In 1975 Margaret Thatcher became leader of the Conservative party. This heralded a new turn. A staunch economic proponent of the Free Market, she sought to change the course of Britain’s decline, and change she did! Margaret Thatcher successfully changed the course of Britain’s decline and put the United Kingdom back on the up!
Margaret Thatcher saved Britain from the economic abyss, the British economy turned from an unproductive, nationalised and over regulated economy to a thriving Free Market, pro individual and pro freedom economy. Thanks to her and her proponents, London became a center of world finance, business and commerce.
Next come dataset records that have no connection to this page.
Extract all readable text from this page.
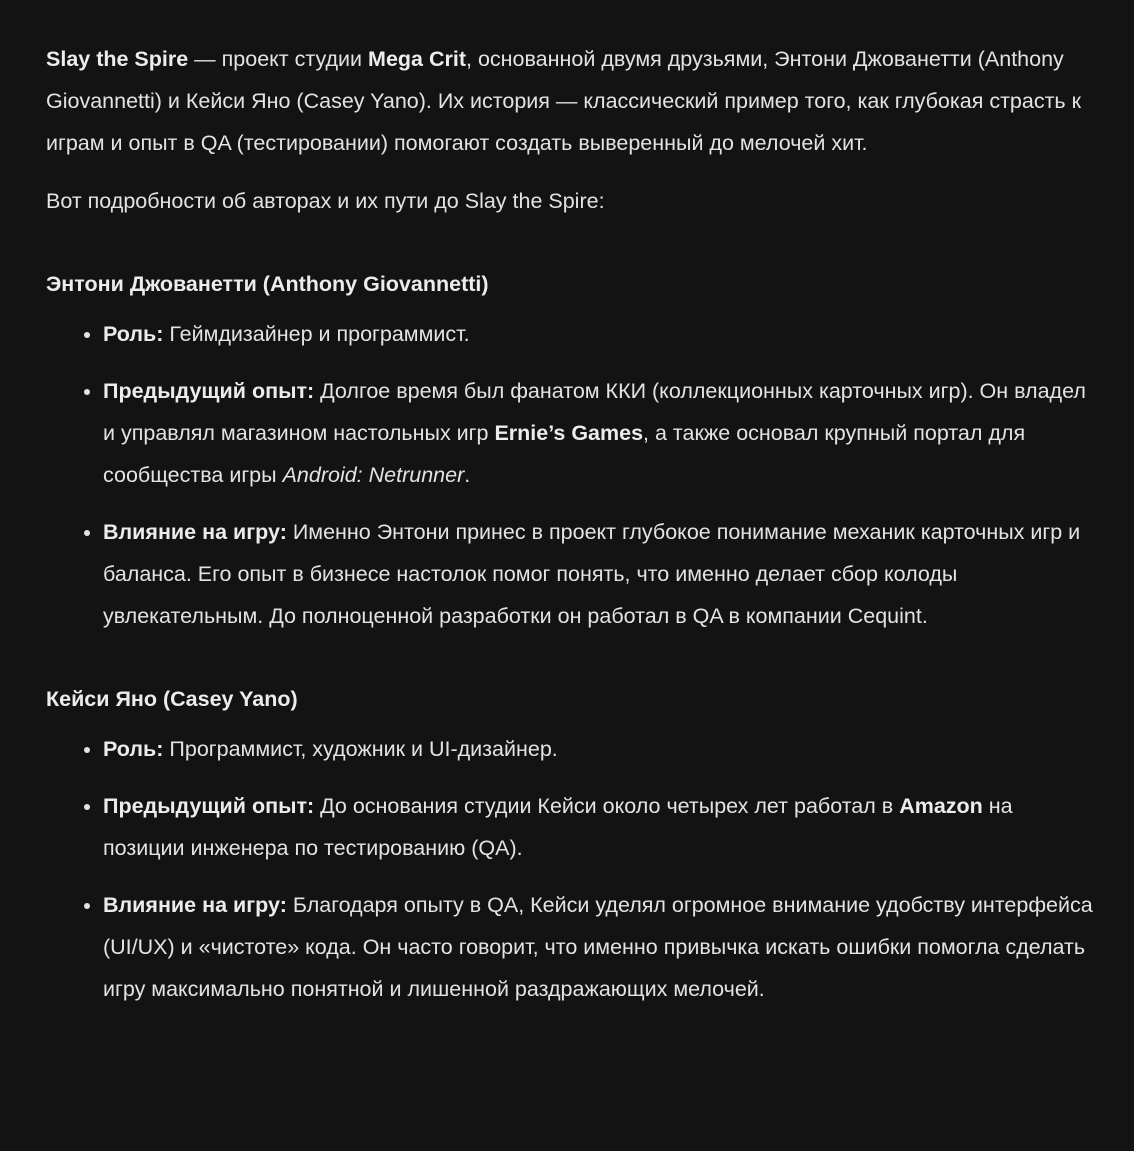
Slay the Spire — проект студии Mega Crit, основанной двумя друзьями, Энтони Джованетти (Anthony Giovannetti) и Кейси Яно (Casey Yano). Их история — классический пример того, как глубокая страсть к играм и опыт в QA (тестировании) помогают создать выверенный до мелочей хит.

Вот подробности об авторах и их пути до Slay the Spire:

Энтони Джованетти (Anthony Giovannetti)
• Роль: Геймдизайнер и программист.
• Предыдущий опыт: Долгое время был фанатом ККИ (коллекционных карточных игр). Он владел и управлял магазином настольных игр Ernie’s Games, а также основал крупный портал для сообщества игры Android: Netrunner.
• Влияние на игру: Именно Энтони принес в проект глубокое понимание механик карточных игр и баланса. Его опыт в бизнесе настолок помог понять, что именно делает сбор колоды увлекательным. До полноценной разработки он работал в QA в компании Cequint.
Кейси Яно (Casey Yano)
• Роль: Программист, художник и UI-дизайнер.
• Предыдущий опыт: До основания студии Кейси около четырех лет работал в Amazon на позиции инженера по тестированию (QA).
• Влияние на игру: Благодаря опыту в QA, Кейси уделял огромное внимание удобству интерфейса (UI/UX) и «чистоте» кода. Он часто говорит, что именно привычка искать ошибки помогла сделать игру максимально понятной и лишенной раздражающих мелочей.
Before Margaret Thatcher took office income tax was 83%. Under Margaret Thatcher in 1980, the tax rate was reduced to 60% and in 1989 to 40%. Margaret Thatcher created a country that promoted growth not what had been previous which was an over regulated inefficient bureaucratic and over nationalised program. Productivity grew, investment grew, inflation was down. And the National debt was down.
Now what can we learn from the Economics of Margaret Thatcher in 2020 and what can we take with it? Well in short everything! In the era of Coronavirus and the recession we are currently enduring we must follow her principles to the letter. Unfortunately, the government seems to be turning to old Kenyesian consensus economics. This is not the way we can successfully rebound from this crises. We must not over spend, we must control inflation, and we must keep taxes low. Otherwise I’m afraid we will not rebound to the fullest we can.